Spark Version: 1.5.2
Scala Version: 2.10.4
Java: 1.7


Input file:(employee.txt)

1201,satish,25

1202,krishna,28

1203,amith,39

1204,javed,23

1205,prudvi,23

In Spark-Shell:

val sqlContext = new org.apache.spark.sql.SQLContext(sc)
val hiveContext = new org.apache.spark.sql.hive.HiveContext(sc)
val employee = sc.textFile("employee.txt")
employee.first()
val schemaString = "id name age"
import org.apache.spark.sql.Row;
import org.apache.spark.sql.types.{StructType, StructField, StringType};
val schema = StructType(schemaString.split(" ").map(fieldName ⇒ StructField(fieldName, StringType, true)))
val rowRDD = employee.map(_.split(",")).map(e ⇒ Row(e(0).trim.toInt, e(1), e(2).trim.toInt))
val employeeDF = sqlContext.createDataFrame(rowRDD, schema)
val finalDF = employeeDF.toDF();
sqlContext.setConf("spark.sql.parquet.compression.codec", "snappy")
var WriteParquet= finalDF.write.parquet("/user/myname/schemaParquet")

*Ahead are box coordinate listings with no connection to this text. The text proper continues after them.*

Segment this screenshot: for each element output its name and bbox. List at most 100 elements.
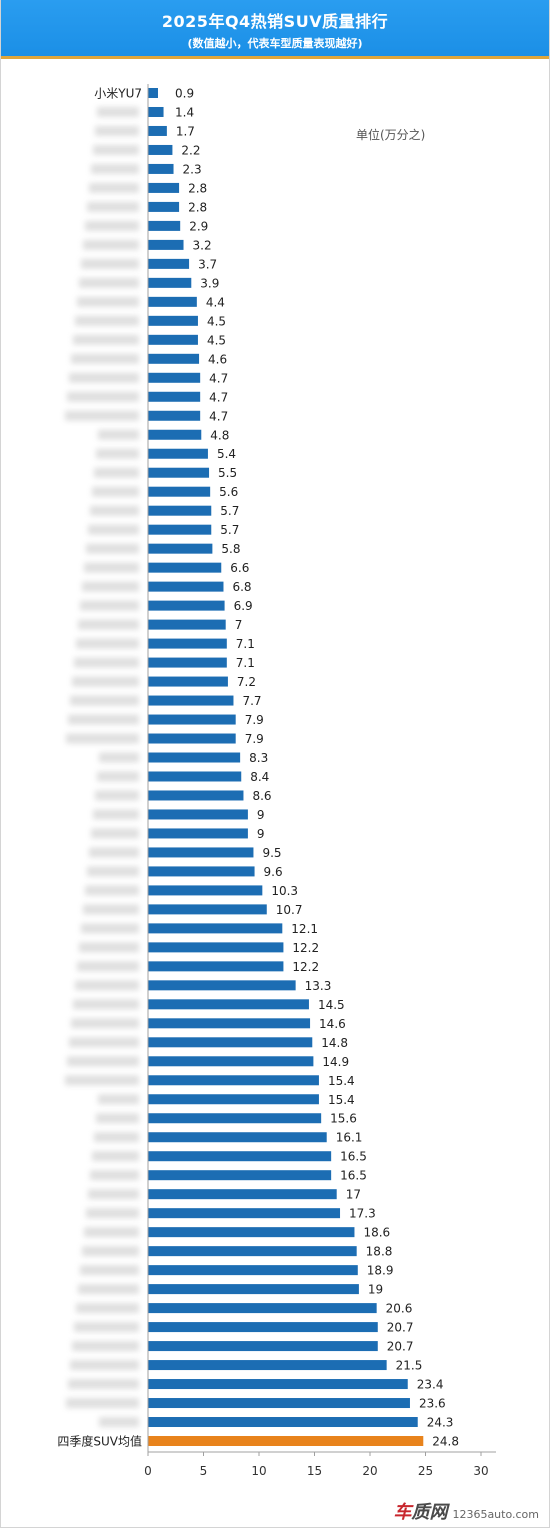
data-label: 16.1 [336,1131,363,1145]
average-bar [148,1436,424,1446]
bar [148,220,181,231]
bar [148,429,202,440]
data-label: 7.1 [236,637,255,651]
blurred-category-label [70,1360,139,1371]
blurred-category-label [80,600,139,611]
data-label: 0.9 [175,87,194,101]
blurred-category-label [76,1303,139,1314]
bar [148,88,158,98]
bar [148,258,190,269]
bar [148,904,267,915]
data-label: 15.4 [328,1093,355,1107]
blurred-category-label [75,980,139,991]
data-label: 18.6 [363,1226,390,1240]
data-label: 17.3 [349,1207,376,1221]
blurred-category-label [94,467,139,478]
blurred-category-label [77,961,139,972]
x-tick-label: 30 [473,1464,488,1478]
blurred-category-label [76,638,139,649]
bar [148,1303,377,1314]
data-label: 5.7 [220,523,239,537]
chart-subtitle: (数值越小，代表车型质量表现越好) [187,37,363,50]
bar [148,505,212,516]
data-label: 4.5 [207,333,226,347]
blurred-category-label [82,1246,139,1257]
bar [148,1227,355,1238]
bar [148,106,164,117]
category-label: 小米YU7 [94,87,142,101]
logo-url: 12365auto.com [452,1508,539,1521]
blurred-category-label [99,1417,139,1428]
blurred-category-label [70,695,139,706]
data-label: 14.5 [318,998,345,1012]
bar [148,163,174,174]
blurred-category-label [74,657,139,668]
data-label: 14.8 [321,1036,348,1050]
data-label: 24.3 [427,1416,454,1430]
blurred-category-label [79,942,139,953]
blurred-category-label [88,1189,139,1200]
blurred-category-label [84,1227,139,1238]
data-label: 7.9 [245,713,264,727]
bar [148,1018,311,1029]
blurred-category-label [91,163,139,174]
bar [148,828,248,839]
bar [148,1208,341,1219]
bar [148,942,284,953]
data-label: 5.4 [217,447,236,461]
blurred-category-label [98,1094,139,1105]
bar [148,695,234,706]
data-label: 3.9 [200,276,219,290]
data-label: 3.7 [198,257,217,271]
data-label: 9.6 [264,865,283,879]
bar [148,885,263,896]
blurred-category-label [94,1132,139,1143]
data-label: 12.1 [291,922,318,936]
header-banner: 2025年Q4热销SUV质量排行 (数值越小，代表车型质量表现越好) [1,0,549,56]
data-label: 4.7 [209,409,228,423]
bar [148,980,296,991]
data-label: 9.5 [262,846,281,860]
blurred-category-label [81,258,139,269]
header-divider [1,56,549,59]
bar [148,410,201,421]
bar [148,771,242,782]
data-label: 5.7 [220,504,239,518]
bar [148,277,192,288]
blurred-category-label [97,771,139,782]
bar [148,486,211,497]
blurred-category-label [79,277,139,288]
blurred-category-label [77,296,139,307]
data-label: 17 [346,1188,361,1202]
bar [148,1284,359,1295]
data-label: 6.8 [232,580,251,594]
bar [148,1056,314,1067]
bar [148,1113,322,1124]
bar [148,239,184,250]
data-label: 5.8 [221,542,240,556]
data-label: 8.3 [249,751,268,765]
unit-label: 单位(万分之) [356,127,425,142]
data-label: 12.2 [292,941,319,955]
blurred-category-label [78,1284,139,1295]
data-label: 14.6 [319,1017,346,1031]
bar [148,619,226,630]
bar [148,676,228,687]
chart-title: 2025年Q4热销SUV质量排行 [161,12,389,31]
blurred-category-label [69,372,139,383]
blurred-category-label [95,125,139,136]
blurred-category-label [72,1341,139,1352]
site-logo: 车质网 12365auto.com [393,1498,539,1523]
blurred-category-label [78,619,139,630]
bar [148,714,236,725]
blurred-category-label [67,391,139,402]
data-label: 20.6 [386,1302,413,1316]
blurred-category-label [86,1208,139,1219]
bar [148,1094,319,1105]
blurred-category-label [87,866,139,877]
bar [148,1075,319,1086]
data-label: 23.4 [417,1378,444,1392]
data-label: 7.2 [237,675,256,689]
bar [148,562,222,573]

When I type the last command I get,

ERROR

SPARK APPLICATION MANAGER

I even tried increasing the executor memory, its still failing.
Also Importantly , finalDF.show() is producing the same error.
So, I believe I have made a logical error here.

Thanks for supporting

Answer

The issue here is you are creating a schema with all the fields/columns type defaulted to StringType. But while passing the values in the schema, the value of Id and Age is being converted to Integer as per the code.Hence, throwing the Matcherror while running.

The data types of columns in the schema should match the data type of values being passed to it. Try the below code.

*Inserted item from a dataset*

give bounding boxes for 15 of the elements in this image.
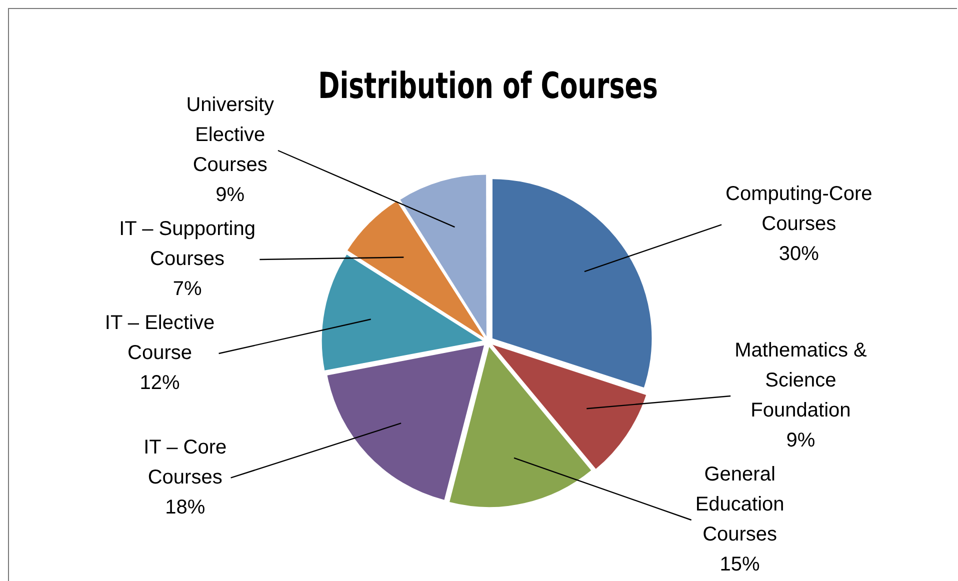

val sqlContext = new org.apache.spark.sql.SQLContext(sc)
val hiveContext = new org.apache.spark.sql.hive.HiveContext(sc)
val employee = sc.textFile("employee.txt")
employee.first()
//val schemaString = "id name age"
import org.apache.spark.sql.Row;
import org.apache.spark.sql.types._;
val schema = StructType(StructField("id", IntegerType, true) :: StructField("name", StringType, true) :: StructField("age", IntegerType, true) :: Nil)
val rowRDD = employee.map(_.split(" ")).map(e ⇒ Row(e(0).trim.toInt, e(1), e(2).trim.toInt))
val employeeDF = sqlContext.createDataFrame(rowRDD, schema)
val finalDF = employeeDF.toDF();
sqlContext.setConf("spark.sql.parquet.compression.codec", "snappy")
var WriteParquet= finalDF.write.parquet("/user/myname/schemaParquet")

This code should run fine.